Our study was predominately restricted to individuals within the community who had symptoms ≤ 7 days. As such, our study was unable to provide any conclusions about the Panbio performance among individuals admitted to hospital, in congregate living facilities, who are asymptomatic, and individuals with symptoms > 7 days. The strengths of our study include the large number of COVID-19 positive individuals recruited. In addition, we included prospective data taken from clinical settings (symptomatic individuals presenting to COVID assessment centers) and found similar results, which further reinforces the findings of our study.

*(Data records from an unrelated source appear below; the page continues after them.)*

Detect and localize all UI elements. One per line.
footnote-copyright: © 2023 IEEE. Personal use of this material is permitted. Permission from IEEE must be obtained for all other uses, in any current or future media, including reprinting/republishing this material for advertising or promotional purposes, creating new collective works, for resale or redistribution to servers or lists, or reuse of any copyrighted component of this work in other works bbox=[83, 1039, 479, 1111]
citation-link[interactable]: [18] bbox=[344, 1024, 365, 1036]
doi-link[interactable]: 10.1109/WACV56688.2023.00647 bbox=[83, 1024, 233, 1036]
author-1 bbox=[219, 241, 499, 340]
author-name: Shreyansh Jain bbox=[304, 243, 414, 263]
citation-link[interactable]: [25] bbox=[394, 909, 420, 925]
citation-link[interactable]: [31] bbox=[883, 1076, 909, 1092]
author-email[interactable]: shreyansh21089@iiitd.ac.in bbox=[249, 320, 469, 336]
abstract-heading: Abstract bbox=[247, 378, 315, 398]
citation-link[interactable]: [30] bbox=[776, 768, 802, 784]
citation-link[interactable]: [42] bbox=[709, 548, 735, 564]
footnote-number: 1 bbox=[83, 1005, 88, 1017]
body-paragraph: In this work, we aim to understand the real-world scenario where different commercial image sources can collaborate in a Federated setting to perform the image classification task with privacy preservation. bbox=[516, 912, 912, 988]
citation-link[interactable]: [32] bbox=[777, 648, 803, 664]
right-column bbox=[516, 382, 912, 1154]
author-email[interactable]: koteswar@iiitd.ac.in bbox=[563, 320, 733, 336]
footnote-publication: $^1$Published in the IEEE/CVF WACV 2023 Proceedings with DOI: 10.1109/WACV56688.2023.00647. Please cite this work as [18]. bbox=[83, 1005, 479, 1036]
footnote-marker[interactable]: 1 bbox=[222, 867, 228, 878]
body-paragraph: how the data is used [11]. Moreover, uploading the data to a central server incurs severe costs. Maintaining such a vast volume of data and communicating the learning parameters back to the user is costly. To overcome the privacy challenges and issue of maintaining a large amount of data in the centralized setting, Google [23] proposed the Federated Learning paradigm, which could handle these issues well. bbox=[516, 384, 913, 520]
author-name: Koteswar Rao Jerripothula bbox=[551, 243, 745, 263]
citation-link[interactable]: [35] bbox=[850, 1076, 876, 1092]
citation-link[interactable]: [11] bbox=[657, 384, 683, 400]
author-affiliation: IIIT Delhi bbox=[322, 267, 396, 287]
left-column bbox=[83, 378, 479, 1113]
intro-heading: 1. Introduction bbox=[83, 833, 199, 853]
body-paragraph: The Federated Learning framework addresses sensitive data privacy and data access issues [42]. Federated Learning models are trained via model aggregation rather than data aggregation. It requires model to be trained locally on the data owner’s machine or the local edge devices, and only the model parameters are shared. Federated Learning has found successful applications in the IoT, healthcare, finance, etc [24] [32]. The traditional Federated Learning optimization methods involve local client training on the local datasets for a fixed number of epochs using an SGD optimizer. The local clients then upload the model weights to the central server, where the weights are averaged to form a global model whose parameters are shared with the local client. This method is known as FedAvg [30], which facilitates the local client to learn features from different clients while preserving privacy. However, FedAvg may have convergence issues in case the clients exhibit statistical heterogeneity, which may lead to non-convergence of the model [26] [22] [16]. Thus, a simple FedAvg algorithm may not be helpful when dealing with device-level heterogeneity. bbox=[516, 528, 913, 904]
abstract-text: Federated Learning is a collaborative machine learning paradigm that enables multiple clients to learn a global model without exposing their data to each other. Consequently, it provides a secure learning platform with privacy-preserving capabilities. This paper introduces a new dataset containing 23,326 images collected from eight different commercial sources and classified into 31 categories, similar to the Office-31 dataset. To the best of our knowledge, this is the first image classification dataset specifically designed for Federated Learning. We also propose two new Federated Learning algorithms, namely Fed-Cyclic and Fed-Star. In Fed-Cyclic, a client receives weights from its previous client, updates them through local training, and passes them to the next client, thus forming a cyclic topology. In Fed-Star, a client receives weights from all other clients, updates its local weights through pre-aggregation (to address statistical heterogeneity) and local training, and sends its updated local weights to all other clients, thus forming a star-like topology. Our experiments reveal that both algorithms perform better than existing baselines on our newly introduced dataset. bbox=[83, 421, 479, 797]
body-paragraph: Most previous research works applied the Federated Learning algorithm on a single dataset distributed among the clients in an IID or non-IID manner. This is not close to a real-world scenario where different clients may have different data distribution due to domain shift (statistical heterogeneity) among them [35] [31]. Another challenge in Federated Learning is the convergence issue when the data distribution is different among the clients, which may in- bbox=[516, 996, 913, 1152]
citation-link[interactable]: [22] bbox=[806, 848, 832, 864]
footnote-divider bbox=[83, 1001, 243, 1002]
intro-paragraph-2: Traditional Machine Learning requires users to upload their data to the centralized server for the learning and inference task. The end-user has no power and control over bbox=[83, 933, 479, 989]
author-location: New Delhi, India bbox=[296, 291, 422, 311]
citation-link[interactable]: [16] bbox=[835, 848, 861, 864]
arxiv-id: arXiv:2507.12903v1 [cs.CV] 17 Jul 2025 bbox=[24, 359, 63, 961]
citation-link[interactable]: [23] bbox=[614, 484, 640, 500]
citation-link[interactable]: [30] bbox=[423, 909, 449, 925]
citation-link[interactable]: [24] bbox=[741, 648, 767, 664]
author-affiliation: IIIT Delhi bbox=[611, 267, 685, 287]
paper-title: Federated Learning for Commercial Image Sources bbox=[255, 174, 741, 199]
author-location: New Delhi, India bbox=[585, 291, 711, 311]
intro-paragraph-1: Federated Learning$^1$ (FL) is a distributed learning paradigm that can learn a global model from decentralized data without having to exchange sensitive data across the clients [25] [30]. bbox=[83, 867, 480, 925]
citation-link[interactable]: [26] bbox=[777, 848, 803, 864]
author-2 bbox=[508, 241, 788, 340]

We also tested asymptomatic individuals at low risk of COVID-19 (no travel, no exposure) and tested retrospective samples positive for other respiratory viruses.

Conclusions

In conclusion, the Panbio was able to detect most SARS-CoV-2 positive samples among individuals with symptomatic COVID-19 infection. However, it will miss at least 10% of people with confirmed COVID-19 infection, and therefore, negative results on the Panbio obtained from individuals at high risk for COVID-19 infection should be considered presumptive until confirmed with a PCR test. Given the speed, low-complexity and acceptable performance, the Panbio test is suitable for use in the POCT setting, especially when rapid identification of positive patients is critical. As such, they will play an impactful role in combating the COVID-19 pandemic by improving testing in settings where rapid turnaround times are much needed, such as among difficult to reach populations (e.g. homeless), in high throughput COVID-19 assessment centers, and in rural areas where access to a laboratory is limited.